We saw Tár (Todd Field, 2022) which was very good. I found the main character’s way of talking very odd at first. It felt like every sentence was, “and now I’ll deliver this line like this…” while everyone else seemed much more natural. I’m unclear if that was the character – everything they said was calculated and a front – or odd acting, or something else.


§ The past few weeks we’ve watched the first two seasons of Narcos on Netflix, about the attempts to reign in and capture, or kill, Pablo Escobar. Leaving aside any ethical questions about making entertainment from the lives of murderous drug dealers, it was, er, entertaining! We started season three but not sure we’ll continue, one main story having wrapped up now.

Happy Valley season three finished after I wrote last week, and that was very good. A satisfying and not entirely expected ending. A very good character and lead actor. One thing the show does better than some Very Serious thrillers is that people in it have a sense of humour.

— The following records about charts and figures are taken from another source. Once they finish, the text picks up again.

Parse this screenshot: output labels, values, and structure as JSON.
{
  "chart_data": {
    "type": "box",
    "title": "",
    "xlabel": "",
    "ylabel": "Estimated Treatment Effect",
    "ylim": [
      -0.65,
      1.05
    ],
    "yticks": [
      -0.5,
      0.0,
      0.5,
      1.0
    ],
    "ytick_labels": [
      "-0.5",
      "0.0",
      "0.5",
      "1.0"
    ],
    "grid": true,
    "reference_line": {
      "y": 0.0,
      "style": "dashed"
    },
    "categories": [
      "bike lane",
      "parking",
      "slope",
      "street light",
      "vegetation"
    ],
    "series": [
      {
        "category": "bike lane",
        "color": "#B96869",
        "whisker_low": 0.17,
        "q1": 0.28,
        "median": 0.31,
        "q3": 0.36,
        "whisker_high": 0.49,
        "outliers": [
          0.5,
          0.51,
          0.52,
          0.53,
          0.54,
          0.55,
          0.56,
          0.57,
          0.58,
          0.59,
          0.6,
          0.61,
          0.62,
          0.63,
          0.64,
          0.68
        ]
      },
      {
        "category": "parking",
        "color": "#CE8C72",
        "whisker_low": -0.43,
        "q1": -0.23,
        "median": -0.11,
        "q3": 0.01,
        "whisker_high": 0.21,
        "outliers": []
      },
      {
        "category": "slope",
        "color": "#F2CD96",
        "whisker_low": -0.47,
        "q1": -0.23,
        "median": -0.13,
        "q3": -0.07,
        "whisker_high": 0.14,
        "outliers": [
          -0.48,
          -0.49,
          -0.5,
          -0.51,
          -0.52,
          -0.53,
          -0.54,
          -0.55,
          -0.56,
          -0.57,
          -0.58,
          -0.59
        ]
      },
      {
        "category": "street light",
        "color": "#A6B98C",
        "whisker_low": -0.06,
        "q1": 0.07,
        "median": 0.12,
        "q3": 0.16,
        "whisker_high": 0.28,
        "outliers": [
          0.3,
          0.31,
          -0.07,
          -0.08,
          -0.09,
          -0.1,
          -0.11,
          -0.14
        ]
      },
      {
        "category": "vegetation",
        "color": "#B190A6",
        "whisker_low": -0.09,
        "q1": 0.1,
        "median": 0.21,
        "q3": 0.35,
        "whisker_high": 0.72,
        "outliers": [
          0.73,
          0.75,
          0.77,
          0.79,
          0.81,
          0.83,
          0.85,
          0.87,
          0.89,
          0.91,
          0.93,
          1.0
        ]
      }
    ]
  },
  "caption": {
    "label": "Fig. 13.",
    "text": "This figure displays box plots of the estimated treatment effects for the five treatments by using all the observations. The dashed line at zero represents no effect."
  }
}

We’ve also now watched both seasons of The White Lotus which was extremely enjoyable. An episode or two into the second season I was feeling a bit that it didn’t really “touch the sides”. Like, it brings up various Big Issues related to the characters and the modern world as if it’s doing Important Work, but I didn’t feel much sticking, making a lasting impression on me, whether that was fleeting thoughts about said issues, or the characters themselves.

But season two was better than the first. It felt a bit less preachy about the characters and the wider setting – not solely set in a resort – worked better than I expected; it’s the kind of change that could ruin the claustrophobia of a group of people on holiday. It also felt less predictable, hard to guess exactly who would do what with or to who.

I particuarly enjoyed the interactions between Portia and Jack (who stood out brilliantly as a very Essex Man) – they seemed wonderfully real.


§ That’s a lot. Thank you for your time.